The launch of The Business Show on SBS this month signals a major shift in the audience for business programs, away from the old boys at the top to a younger, ambitious group of workers keen to make their money work.

Sunday has traditionally been a big day for business programming, with Channel Nine’s Business Sunday and Sunday Sunrise on Channel Seven competing for viewers over breakfast.

Sunday and Business Sunday executive producer Stephen Rice said there had been a definite shift in the audience demographic for Business Sunday.

“The demographic in terms of our audience has grown fairly steadily and levelled out over the last few years, but the demographic overall has come down,” he said.

“Principally it is due to more people owning shares and more young people owning shares.”

Despite a format that includes detailed interviews with company chief executives, the station recognises its audience is much broader and includes individuals working in the business world and people more interested in managing their superannuation or investment portfolio.

“I’ve been here seven years now and the content has pretty much remained the same – we still do long interviews,” Mr Rice said.

“The reason our audience wants detailed information is it’s looking to make judgements on how well companies are run, who is running then and whether that will affect the share price.”

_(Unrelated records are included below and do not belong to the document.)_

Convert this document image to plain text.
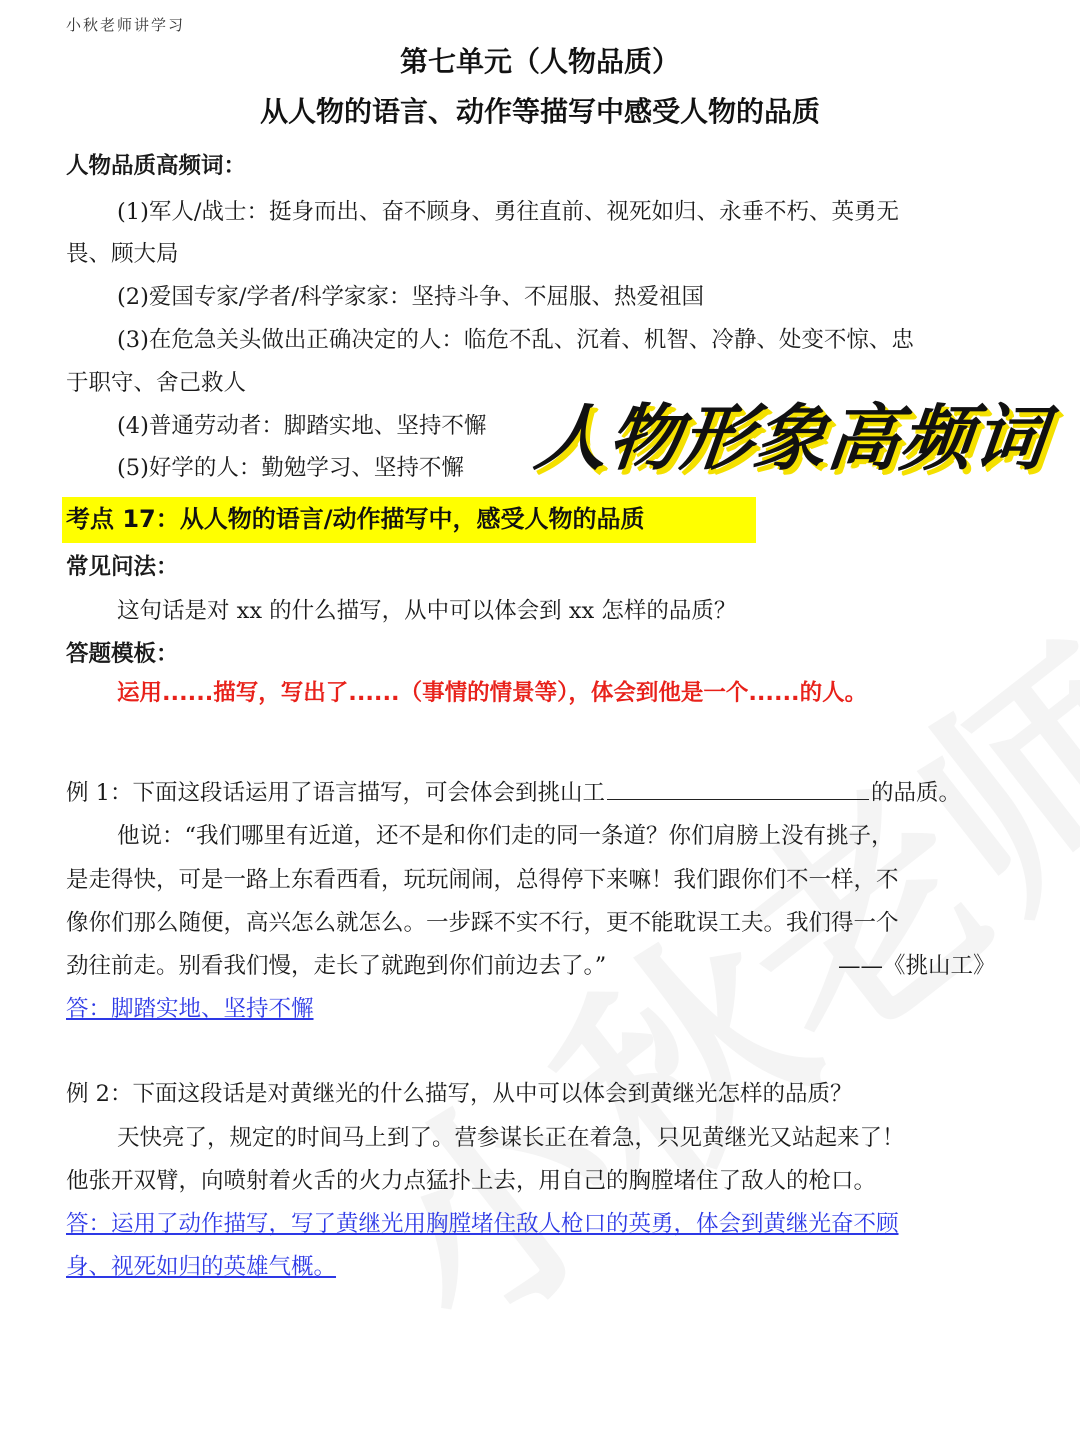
小秋老师讲学习
第七单元（人物品质）
从人物的语言、动作等描写中感受人物的品质
人物品质高频词：
(1)军人/战士：挺身而出、奋不顾身、勇往直前、视死如归、永垂不朽、英勇无
畏、顾大局
(2)爱国专家/学者/科学家家：坚持斗争、不屈服、热爱祖国
(3)在危急关头做出正确决定的人：临危不乱、沉着、机智、冷静、处变不惊、忠
于职守、舍己救人
(4)普通劳动者：脚踏实地、坚持不懈
(5)好学的人：勤勉学习、坚持不懈 人物形象高频词
考点 17：从人物的语言/动作描写中，感受人物的品质
常见问法：
这句话是对 xx 的什么描写，从中可以体会到 xx 怎样的品质？
答题模板：
运用......描写，写出了......（事情的情景等），体会到他是一个......的人。
例 1：下面这段话运用了语言描写，可会体会到挑山工	的品质。
他说：“我们哪里有近道，还不是和你们走的同一条道？你们肩膀上没有挑子，
是走得快，可是一路上东看西看，玩玩闹闹，总得停下来嘛！我们跟你们不一样，不
像你们那么随便，高兴怎么就怎么。一步踩不实不行，更不能耽误工夫。我们得一个
劲往前走。别看我们慢，走长了就跑到你们前边去了。”	——《挑山工》
答：脚踏实地、坚持不懈
例 2：下面这段话是对黄继光的什么描写，从中可以体会到黄继光怎样的品质？
天快亮了，规定的时间马上到了。营参谋长正在着急，只见黄继光又站起来了！
他张开双臂，向喷射着火舌的火力点猛扑上去，用自己的胸膛堵住了敌人的枪口。
答：运用了动作描写，写了黄继光用胸膛堵住敌人枪口的英勇，体会到黄继光奋不顾
身、视死如归的英雄气概。
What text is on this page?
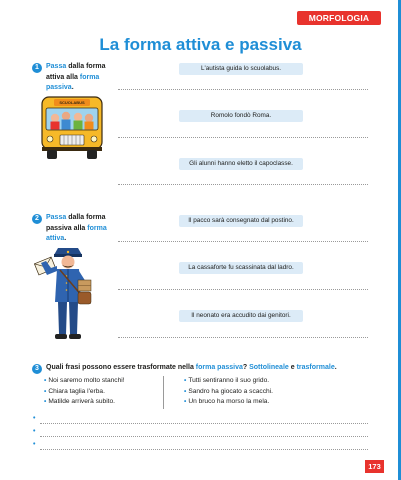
MORFOLOGIA
La forma attiva e passiva
1	Passa dalla forma attiva alla forma passiva.
SCUOLABUS
L'autista guida lo scuolabus.
Romolo fondò Roma.
Gli alunni hanno eletto il capoclasse.
2	Passa dalla forma passiva alla forma attiva.
Il pacco sarà consegnato dal postino.
La cassaforte fu scassinata dal ladro.
Il neonato era accudito dai genitori.
3	Quali frasi possono essere trasformate nella forma passiva? Sottolineale e trasformale.
• Noi saremo molto stanchi!
• Chiara taglia l'erba.
• Matilde arriverà subito.
• Tutti sentiranno il suo grido.
• Sandro ha giocato a scacchi.
• Un bruco ha morso la mela.
•
•
•
173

And advertisers recognise the value of Business Sunday’s audience, investing in advertising targeting the high net worth of the individuals the show attracts.

“Despite the fact we run long interviews they’re pretty watchable and the show makes a profit for Channel Nine, it’s got the A-B demographic so it appeals to people who buy BMWs,” Mr Rice said.

SBS director of television news and current affairs programs Phillip Martin said SBS had long believed there was a hole in its sche-

dule due to the lack of a business program.

“We recognised a need in the market for a program that not only provides a forum for discussion of business issues, but a chance for business people to have a bit of fun with issues,” Mr Martin said.

“From time to time business takes itself far too seriously and we set out to create a program that was slightly irreverent but treated issues that concerned business very seriously.”

Hosted by Richard Ackland, formerly with the Australian Financial Review, and Sydney Morning Herald writer Emiliya Mychasuk, the program has been developed to appeal to a broad range of people

Aired at 6pm on Sunday evenings, The Business Show aims to provide something different for this burgeoning market – appealing to everyone from self-funded retirees to the movers and shakers in boardrooms around Australia.

The changes to the superannuation law and big public share floats such as Telstra have introduced a host of new players and driven the groundswell of public interest in business locally and in the global market.

“We are very serious about doing a business program and it’s in the schedule until the end of the year. My fervent wish is that it will continue … for the next 25 years,” Mr Martin said.